The Museum of Modern Art in New York has received Chris Ofili’s storied painting The Holy Virgin Mary (1996) as a gift from hedge-funder Steve Cohen, Katya Kazakina reports in Bloomberg.

New York Mayor Rudy Giuliani famously attacked the landmark work in 1999, when it was part of the “Sensation” show at the Brooklyn Museum, calling it “sick stuff” and anti-Catholic. The piece, which was included in Ofili’s 2014 New Museum retrospective, features a black Virgin Mary with exaggerated features, surrounded by butterfly-like images of women’s butts cut from porn magazines. Shimmering yellow, gold, and blue, the piece rests on two spheres of elephant dung; another adorns her breast. It stands as one of the key works of late-20th-century art.

At the time of the controversy, which Giuliani ignited and stoked in the run-up to a potential showdown with Hillary Clinton for a Senate seat, the mayor attempted to cut off all city funding to the museum and threatened to evict it from its city-owned home. “If I can do it, it’s not art, because I’m not much of an artist,” he said at the time. “And I could figure out how to put this together. You know, if you want to throw dung at something, I could figure out how to do that.”

The battle played out in the courts, where the mayor was roundly defeated, with a ruling stating that if he did not restore funding to the museum he and the city would be held in contempt.

Ofili, who was 30 at the time of the controversy and raised Catholic, told the Guardian of the piece, “As an altar boy, I was confused by the idea of a holy Virgin Mary giving birth to a young boy. Now when I go to the National Gallery and see paintings of the Virgin Mary, I see how sexually charged they are.

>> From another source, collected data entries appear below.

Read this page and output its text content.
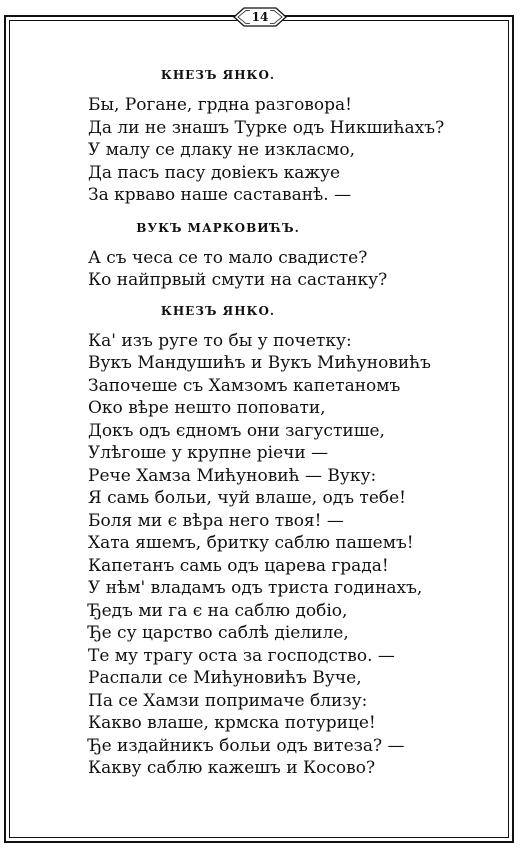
14

КНЕЗЪ ЯНКО.

Бы, Рогане, грдна разговора!

Да ли не знашъ Турке одъ Никшићахъ?

У малу се длаку не изкласмо,

Да пасъ пасу довіекъ кажуе

За крваво наше саставанѣ. —

ВУКЪ МАРКОВИЋЪ.

А съ чеса се то мало свадисте?

Ко найпрвый смути на састанку?

КНЕЗЪ ЯНКО.

Ка' изъ руге то бы у почетку:

Вукъ Мандушићъ и Вукъ Мићуновићъ

Започеше съ Хамзомъ капетаномъ

Око вѣре нешто поповати,

Докъ одъ єдномъ они загустише,

Улѣгоше у крупне ріечи —

Рече Хамза Мићуновић — Вуку:

Я самь больи, чуй влаше, одъ тебе!

Боля ми є вѣра него твоя! —

Хата яшемъ, бритку саблю пашемъ!

Капетанъ самь одъ царева града!

У нѣм' владамъ одъ триста годинахъ,

Ђедъ ми га є на саблю добіо,

Ђе су царство саблѣ діелиле,

Те му трагу оста за господство. —

Распали се Мићуновићъ Вуче,

Па се Хамзи попримаче близу:

Какво влаше, крмска потурице!

Ђе издайникъ больи одъ витеза? —

Какву саблю кажешъ и Косово?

Mine is simply a hip-hop version.”

The Bloomberg report notes that the work sold at auction in 2015 for $4.6 million at Christie’s London, and that in 2016 Cohen and his wife, Alexandra, gave $50 million to MoMA through their foundation.

MoMA owns more than 30 works by Ofili, including another remarkable piece with elephant dung, the resplendent Prince amongst Thieves (1999), but The Holy Virgin Mary stands in a league of its own. (The museum also recently acquired a painting from Ofili’s show last fall at Zwirner in New York, which was donated by Mimi Haas and Lisa and Steven Tananbaum in honor of Kynaston McShine, the longtime MoMA curator who died in January.)

Cardinal John O’Connor also criticized the work at the time of the Brooklyn show, saying in one sermon, “I’m saddened by what appears to be an attack not only on our blessed mother . . . but one must ask if it is not an attack on religion itself and in a special way on the Catholic Church.”

In one memorable episode that was reported by the Washington Post, while Giuliani held a press conference to condemn the work—“There is nothing in the First Amendment that supports horrible and disgusting projects,” he said—passersby heckled him, shouting “Adolf Giuliani!” and “Get your hands off our museums!”